Malnad Gidda – The desi cow
India is blessed with diverse cow breeds. The Malnad Gidda is a dwarf variety of cattle native to the hilly regions of the Western Ghats. This breed is also called by alternate names like Uradana, Malenadu Gidda, and Varshagandhi. The breed is well-known for its dwarf stature, and small size. The major breeding tract of this desi cow breed includes few districts of Karnataka like Dakshin Kannada, Udupi, Chikmagalur, Kodagu, Hassan, Shimoga, and Uttar Kannada. The most common color of this breed is black. Both the bulls and cows bear small straight horns. The bulls bear small hump.
Despite physically small, this breed is quite adaptable to environmental conditions like heavy rains prevailing in its native belt. Malnad gidda is a tough cow breed with high endurance towards diseases and climatic turbulence. The most notable fact about this desi cow is its minimum food requirement, which can be solely maintained by grazing in the forest terrain or the rural pasture land. The low-cost and minimal labor for the maintenance of this breed has made it the ideal cow breed to domesticate.
The Malnad Gidda is the most popular cow breed being domesticated in its native breeding tract. This desi cow breed plays an important role in the rural economy as a multipurpose cattle breed. The small size and easy maintenance has made this breed as the popular domestic cow in its native breeding tract. But the dwindling pasture land and migration of rural population to the cities in search of employment have forced many traditional families to give up the domestication of cattle during the last few decades. Due to this reason, Malnad gidda is almost on the verge of the status of endangered breed of cows, as the total population of this race is only 8-10 Lakhs.

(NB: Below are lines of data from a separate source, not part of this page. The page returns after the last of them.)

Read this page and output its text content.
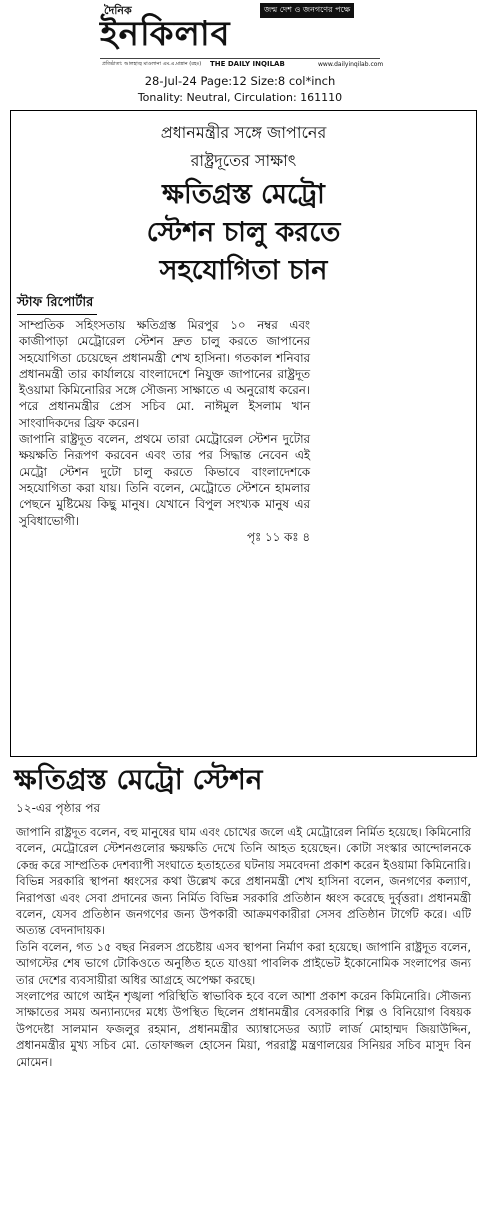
দৈনিক	জন্ম দেশ ও জনগণের পক্ষে
ইনকিলাব
প্রতিষ্ঠাতা: আলহাজ্ব মাওলানা এম.এ.মান্নান (রহঃ)	THE DAILY INQILAB	www.dailyinqilab.com
28-Jul-24 Page:12 Size:8 col*inch
Tonality: Neutral, Circulation: 161110
প্রধানমন্ত্রীর সঙ্গে জাপানের
রাষ্ট্রদূতের সাক্ষাৎ
ক্ষতিগ্রস্ত মেট্রো
স্টেশন চালু করতে
সহযোগিতা চান
স্টাফ রিপোর্টার

সাম্প্রতিক সহিংসতায় ক্ষতিগ্রস্ত মিরপুর ১০ নম্বর এবং কাজীপাড়া মেট্রোরেল স্টেশন দ্রুত চালু করতে জাপানের সহযোগিতা চেয়েছেন প্রধানমন্ত্রী শেখ হাসিনা। গতকাল শনিবার প্রধানমন্ত্রী তার কার্যালয়ে বাংলাদেশে নিযুক্ত জাপানের রাষ্ট্রদূত ইওয়ামা কিমিনোরির সঙ্গে সৌজন্য সাক্ষাতে এ অনুরোধ করেন। পরে প্রধানমন্ত্রীর প্রেস সচিব মো. নাঈমুল ইসলাম খান সাংবাদিকদের ব্রিফ করেন।

জাপানি রাষ্ট্রদূত বলেন, প্রথমে তারা মেট্রোরেল স্টেশন দুটোর ক্ষয়ক্ষতি নিরূপণ করবেন এবং তার পর সিদ্ধান্ত নেবেন এই মেট্রো স্টেশন দুটো চালু করতে কিভাবে বাংলাদেশকে সহযোগিতা করা যায়। তিনি বলেন, মেট্রোতে স্টেশনে হামলার পেছনে মুষ্টিমেয় কিছু মানুষ। যেখানে বিপুল সংখ্যক মানুষ এর সুবিধাভোগী।

পৃঃ ১১ কঃ ৪

ক্ষতিগ্রস্ত মেট্রো স্টেশন
১২-এর পৃষ্ঠার পর

জাপানি রাষ্ট্রদূত বলেন, বহু মানুষের ঘাম এবং চোখের জলে এই মেট্রোরেল নির্মিত হয়েছে। কিমিনোরি বলেন, মেট্রোরেল স্টেশনগুলোর ক্ষয়ক্ষতি দেখে তিনি আহত হয়েছেন। কোটা সংস্কার আন্দোলনকে কেন্দ্র করে সাম্প্রতিক দেশব্যাপী সংঘাতে হতাহতের ঘটনায় সমবেদনা প্রকাশ করেন ইওয়ামা কিমিনোরি।

বিভিন্ন সরকারি স্থাপনা ধ্বংসের কথা উল্লেখ করে প্রধানমন্ত্রী শেখ হাসিনা বলেন, জনগণের কল্যাণ, নিরাপত্তা এবং সেবা প্রদানের জন্য নির্মিত বিভিন্ন সরকারি প্রতিষ্ঠান ধ্বংস করেছে দুর্বৃত্তরা। প্রধানমন্ত্রী বলেন, যেসব প্রতিষ্ঠান জনগণের জন্য উপকারী আক্রমণকারীরা সেসব প্রতিষ্ঠান টার্গেট করে। এটি অত্যন্ত বেদনাদায়ক।

তিনি বলেন, গত ১৫ বছর নিরলস প্রচেষ্টায় এসব স্থাপনা নির্মাণ করা হয়েছে। জাপানি রাষ্ট্রদূত বলেন, আগস্টের শেষ ভাগে টোকিওতে অনুষ্ঠিত হতে যাওয়া পাবলিক প্রাইভেট ইকোনোমিক সংলাপের জন্য তার দেশের ব্যবসায়ীরা অধির আগ্রহে অপেক্ষা করছে।

সংলাপের আগে আইন শৃঙ্খলা পরিস্থিতি স্বাভাবিক হবে বলে আশা প্রকাশ করেন কিমিনোরি। সৌজন্য সাক্ষাতের সময় অন্যান্যদের মধ্যে উপস্থিত ছিলেন প্রধানমন্ত্রীর বেসরকারি শিল্প ও বিনিয়োগ বিষয়ক উপদেষ্টা সালমান ফজলুর রহমান, প্রধানমন্ত্রীর অ্যাম্বাসেডর অ্যাট লার্জ মোহাম্মদ জিয়াউদ্দিন, প্রধানমন্ত্রীর মুখ্য সচিব মো. তোফাজ্জল হোসেন মিয়া, পররাষ্ট্র মন্ত্রণালয়ের সিনিয়র সচিব মাসুদ বিন মোমেন।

Both the milk and urine of the Malnad Gidda are proven to be of medicinal value. This breed is used as draught cattle and also for milk production. Good cows of this breed produce 3-5 L of milk per day. While considering the nutritional and medicinal values of the milk, the small quantity of the milk production by these cows can be compensated. If maintained well Malnad gidda can provide enough milk for a family and the maintenance is much cheaper when compared to other high milk yielding cow breeds. This factual consideration of the advantages of this breed needs to be advocated among the rural families for enhancing the domestication of this cow breed in order to raise its total population.